“Reason” is Not Enough: Ask French Mobs

“Reason” is Not Enough: Ask French Mobs 2018-12-16T01:00:55-04:00

Every so often the mobs in Paris go mad and impose the madness on the rest of France. They will butcher a hapless monarch like Louis XVI to go through bloodlust and end in global tyrant Napoleon. This is the wisdom of the French mob: trading mild government for tyranny in search of decadence.

The reign of terror is the best known example of licentiousness being confused with liberty in France, but not the only one. The Paris Commune murdered thousands by confusing enforced poverty with equality. A certain kind of mush headed person has a soft spot for the Commune, because if you kill people in the name of helping people long term, mush headed people feel hopeful about your plans.

Mobs have simple slogans and usually they are fine enough: Liberty, Equality, Fraternity. What could go wrong? Liberty is warped to libertine excess, equality is for numbers not people, and fraternity imposed by a state is bullying with public relations spin.

The mob is maddened and cannot reason and after the first spasm looks around for a project. Always there are ideologues waiting in the shadows of society to sell solutions that seem sensible in the season of revolution. The French model is dangerous, because it is revolutionary. Danger might be necessary to dislodge bad governments, but dangerous actions require an internal restraint more powerful than slogans about science and reason.

Some men can be cool in a revolutionary situation and they lead the mob, yet most of us cannot. We are driven by passion and this emotion cannot be checked by mere mental activity. The most forceful argument that can be made is meaningless noise when the mob roars. The leaders, the head, must have the support of hearts that even when the mind is powerless retrains the body.

The heart can say “no” when the mind cannot. A trained heart will stop at the edge: a Washington will not become a tyrant, because he has Christianity drilled into his core by culture. George Washington was not the great intellectual of the American Revolution, but the man of a virtuous heart. When mobs began to form, Washington kept his head, but most importantly displayed his heart. As his officers prepared to rebel, wanting pay, and knowing they could control an empire in North American, Washington stopped the rebellion with the reaonable use of passion!
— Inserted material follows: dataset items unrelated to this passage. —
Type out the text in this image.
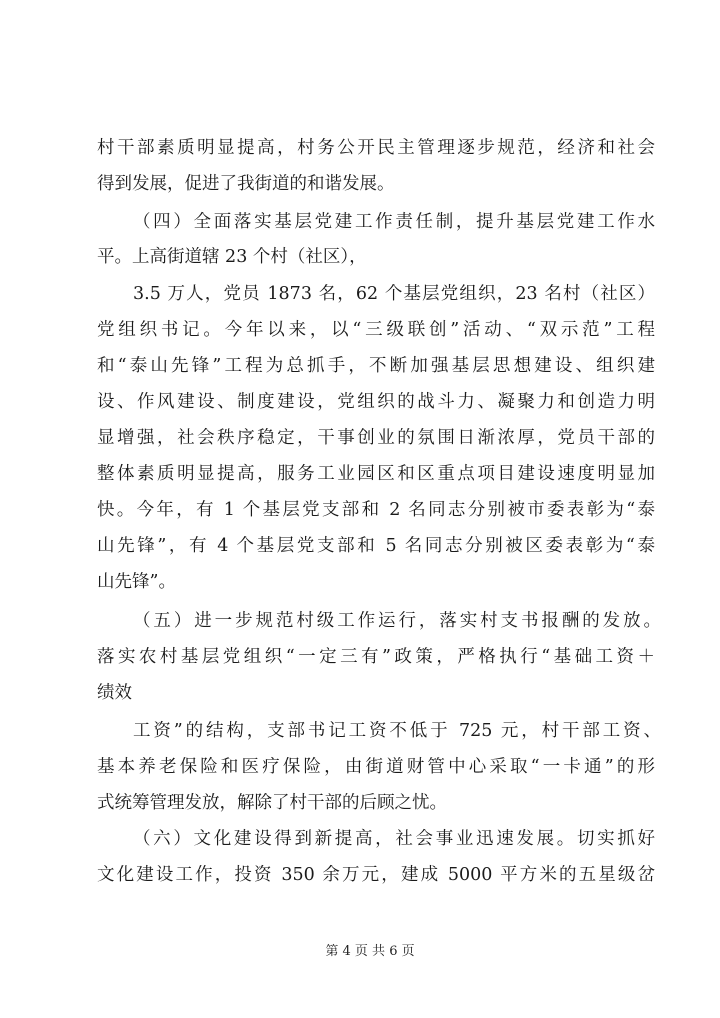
村干部素质明显提高，村务公开民主管理逐步规范，经济和社会
得到发展，促进了我街道的和谐发展。
（四）全面落实基层党建工作责任制，提升基层党建工作水
平。上高街道辖 23 个村（社区），
3.5 万人，党员 1873 名，62 个基层党组织，23 名村（社区）
党组织书记。今年以来，以“三级联创”活动、“双示范”工程
和“泰山先锋”工程为总抓手，不断加强基层思想建设、组织建
设、作风建设、制度建设，党组织的战斗力、凝聚力和创造力明
显增强，社会秩序稳定，干事创业的氛围日渐浓厚，党员干部的
整体素质明显提高，服务工业园区和区重点项目建设速度明显加
快。今年，有 1 个基层党支部和 2 名同志分别被市委表彰为“泰
山先锋”，有 4 个基层党支部和 5 名同志分别被区委表彰为“泰
山先锋”。
（五）进一步规范村级工作运行，落实村支书报酬的发放。
落实农村基层党组织“一定三有”政策，严格执行“基础工资＋
绩效
工资”的结构，支部书记工资不低于 725 元，村干部工资、
基本养老保险和医疗保险，由街道财管中心采取“一卡通”的形
式统筹管理发放，解除了村干部的后顾之忧。
（六）文化建设得到新提高，社会事业迅速发展。切实抓好
文化建设工作，投资 350 余万元，建成 5000 平方米的五星级岔
第 4 页 共 6 页
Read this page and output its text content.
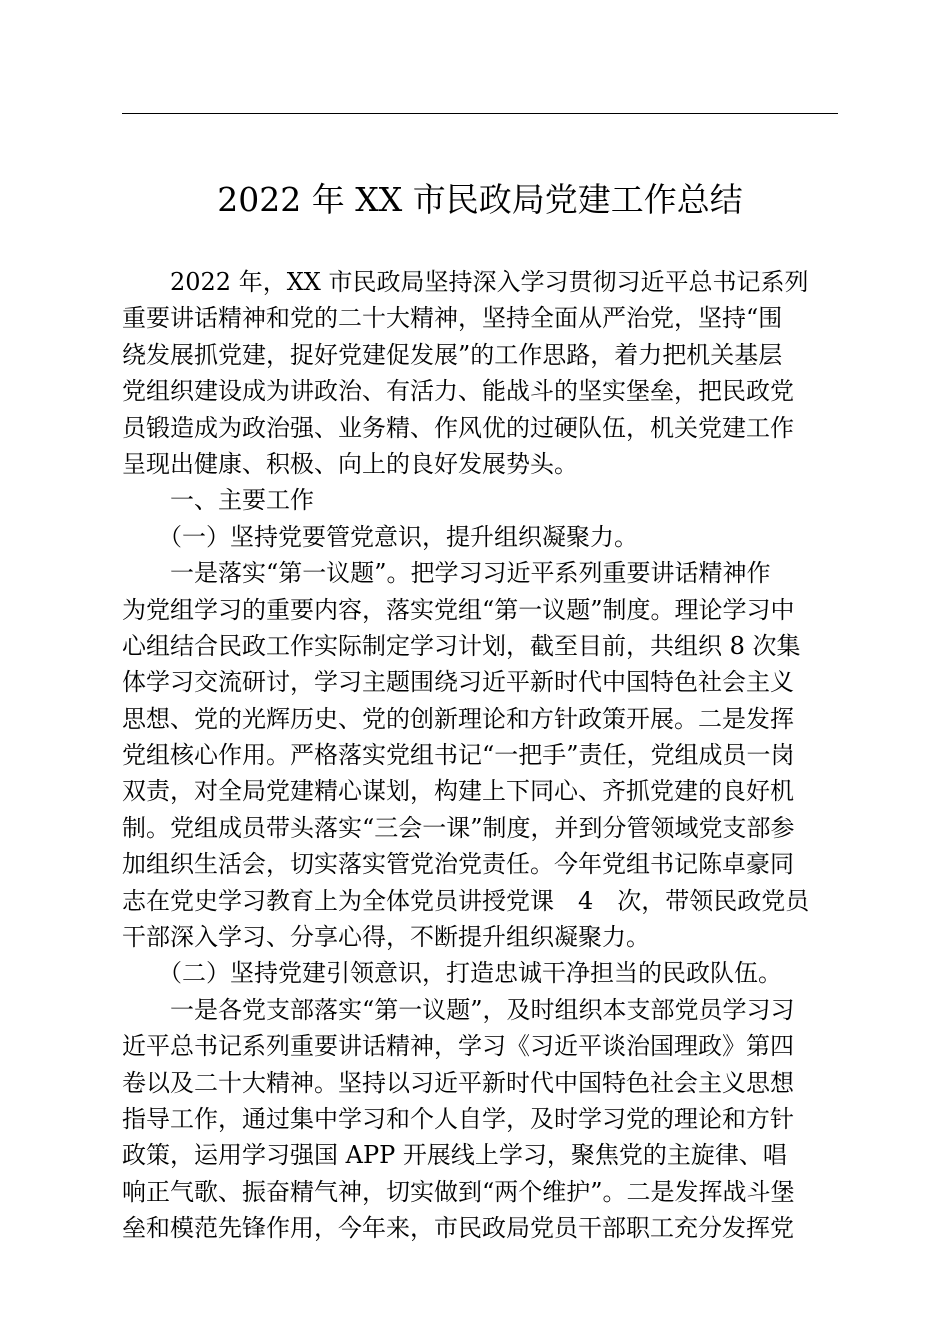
2022 年 XX 市民政局党建工作总结
　　2022 年，XX 市民政局坚持深入学习贯彻习近平总书记系列
重要讲话精神和党的二十大精神，坚持全面从严治党，坚持“围
绕发展抓党建，捉好党建促发展”的工作思路，着力把机关基层
党组织建设成为讲政治、有活力、能战斗的坚实堡垒，把民政党
员锻造成为政治强、业务精、作风优的过硬队伍，机关党建工作
呈现出健康、积极、向上的良好发展势头。
　　一、主要工作
　　（一）坚持党要管党意识，提升组织凝聚力。
　　一是落实“第一议题”。把学习习近平系列重要讲话精神作
为党组学习的重要内容，落实党组“第一议题”制度。理论学习中
心组结合民政工作实际制定学习计划，截至目前，共组织 8 次集
体学习交流研讨，学习主题围绕习近平新时代中国特色社会主义
思想、党的光辉历史、党的创新理论和方针政策开展。二是发挥
党组核心作用。严格落实党组书记“一把手”责任，党组成员一岗
双责，对全局党建精心谋划，构建上下同心、齐抓党建的良好机
制。党组成员带头落实“三会一课”制度，并到分管领域党支部参
加组织生活会，切实落实管党治党责任。今年党组书记陈卓豪同
志在党史学习教育上为全体党员讲授党课　4　次，带领民政党员
干部深入学习、分享心得，不断提升组织凝聚力。
　　（二）坚持党建引领意识，打造忠诚干净担当的民政队伍。
　　一是各党支部落实“第一议题”，及时组织本支部党员学习习
近平总书记系列重要讲话精神，学习《习近平谈治国理政》第四
卷以及二十大精神。坚持以习近平新时代中国特色社会主义思想
指导工作，通过集中学习和个人自学，及时学习党的理论和方针
政策，运用学习强国 APP 开展线上学习，聚焦党的主旋律、唱
响正气歌、振奋精气神，切实做到“两个维护”。二是发挥战斗堡
垒和模范先锋作用，今年来，市民政局党员干部职工充分发挥党
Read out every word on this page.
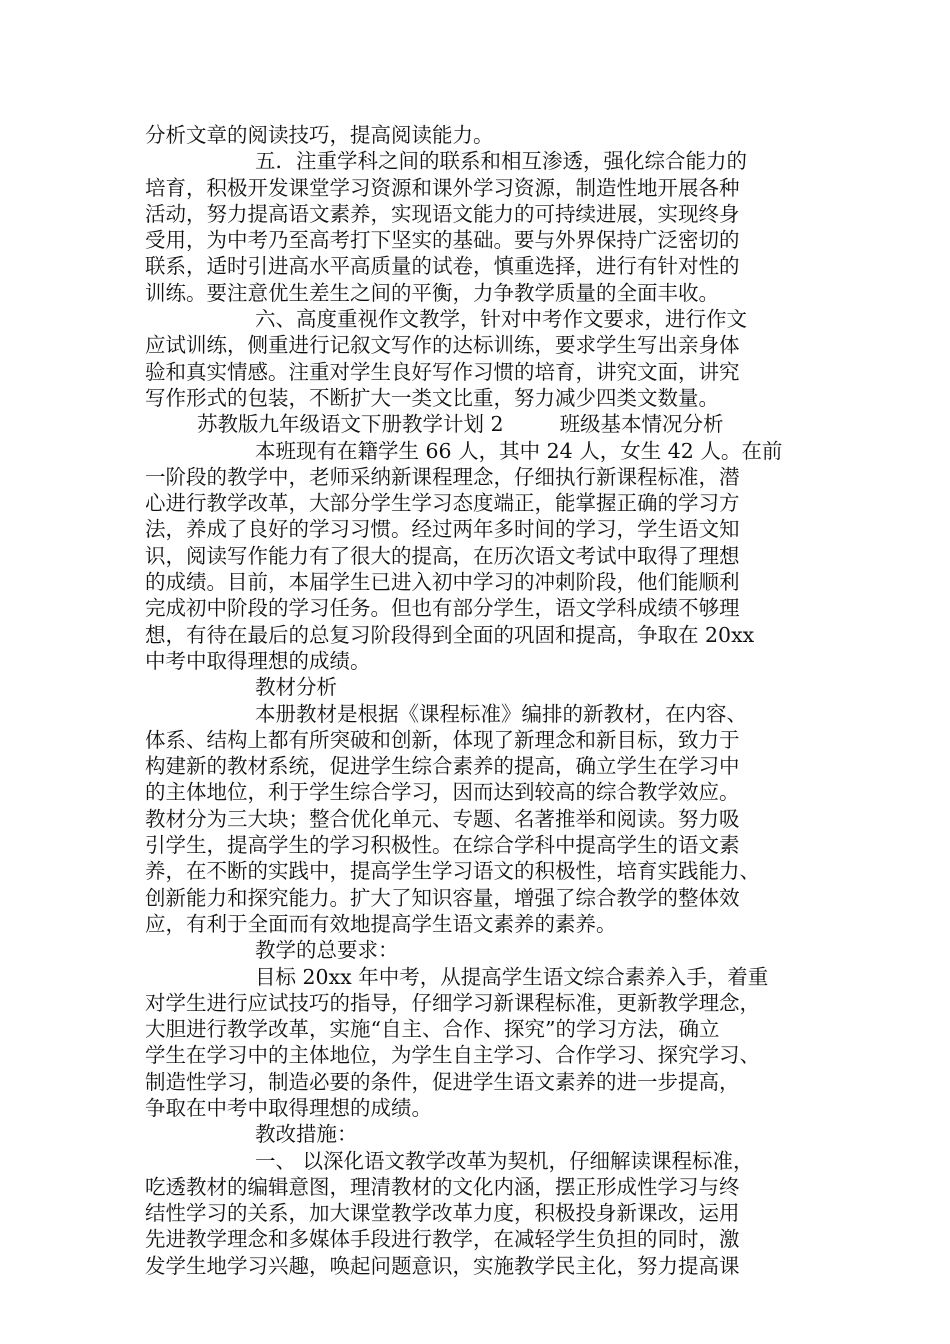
分析文章的阅读技巧，提高阅读能力。
五．注重学科之间的联系和相互渗透，强化综合能力的
培育，积极开发课堂学习资源和课外学习资源，制造性地开展各种
活动，努力提高语文素养，实现语文能力的可持续进展，实现终身
受用，为中考乃至高考打下坚实的基础。要与外界保持广泛密切的
联系，适时引进高水平高质量的试卷，慎重选择，进行有针对性的
训练。要注意优生差生之间的平衡，力争教学质量的全面丰收。
六、高度重视作文教学，针对中考作文要求，进行作文
应试训练，侧重进行记叙文写作的达标训练，要求学生写出亲身体
验和真实情感。注重对学生良好写作习惯的培育，讲究文面，讲究
写作形式的包装，不断扩大一类文比重，努力减少四类文数量。
苏教版九年级语文下册教学计划 2	班级基本情况分析
本班现有在籍学生 66 人，其中 24 人，女生 42 人。在前
一阶段的教学中，老师采纳新课程理念，仔细执行新课程标准，潜
心进行教学改革，大部分学生学习态度端正，能掌握正确的学习方
法，养成了良好的学习习惯。经过两年多时间的学习，学生语文知
识，阅读写作能力有了很大的提高，在历次语文考试中取得了理想
的成绩。目前，本届学生已进入初中学习的冲刺阶段，他们能顺利
完成初中阶段的学习任务。但也有部分学生，语文学科成绩不够理
想，有待在最后的总复习阶段得到全面的巩固和提高，争取在 20xx
中考中取得理想的成绩。
教材分析
本册教材是根据《课程标准》编排的新教材，在内容、
体系、结构上都有所突破和创新，体现了新理念和新目标，致力于
构建新的教材系统，促进学生综合素养的提高，确立学生在学习中
的主体地位，利于学生综合学习，因而达到较高的综合教学效应。
教材分为三大块；整合优化单元、专题、名著推举和阅读。努力吸
引学生，提高学生的学习积极性。在综合学科中提高学生的语文素
养，在不断的实践中，提高学生学习语文的积极性，培育实践能力、
创新能力和探究能力。扩大了知识容量，增强了综合教学的整体效
应，有利于全面而有效地提高学生语文素养的素养。
教学的总要求：
目标 20xx 年中考，从提高学生语文综合素养入手，着重
对学生进行应试技巧的指导，仔细学习新课程标准，更新教学理念，
大胆进行教学改革，实施“自主、合作、探究”的学习方法，确立
学生在学习中的主体地位，为学生自主学习、合作学习、探究学习、
制造性学习，制造必要的条件，促进学生语文素养的进一步提高，
争取在中考中取得理想的成绩。
教改措施：
一、 以深化语文教学改革为契机，仔细解读课程标准，
吃透教材的编辑意图，理清教材的文化内涵，摆正形成性学习与终
结性学习的关系，加大课堂教学改革力度，积极投身新课改，运用
先进教学理念和多媒体手段进行教学，在减轻学生负担的同时，激
发学生地学习兴趣，唤起问题意识，实施教学民主化，努力提高课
He stood before his men and made his case, but then paused. He could not read his manuscript and so reached for glasses. He had “grown blind” in the service of the Republic and his men seeing the great, good man suddenly grown older were transformed. Washington elevated them from a hungry mob to a band of brothers with his heart.

The French did not just lack a Washington. They were missing masses in Paris who still believed the message of the Christian mass. They had ideology, they had leaders (even Lafayette) with promise, but the masses of Paris lacked the restraint only religion can provide. Just as bad religion or the lack of religion makes the worst men, so good religion can stop anyone, even a fairly bad man from doing very bad things.

Robespierre had no religious restraint. Where is the moral training of today’s Paris mobs? Instead of burning and looting, the mob should head to Montemarte to pray for a sacred heart. The sacred heart will stop with the death of a tyrant.

France should look to Saint Joan: she loved lawful liberty and she made the nation free.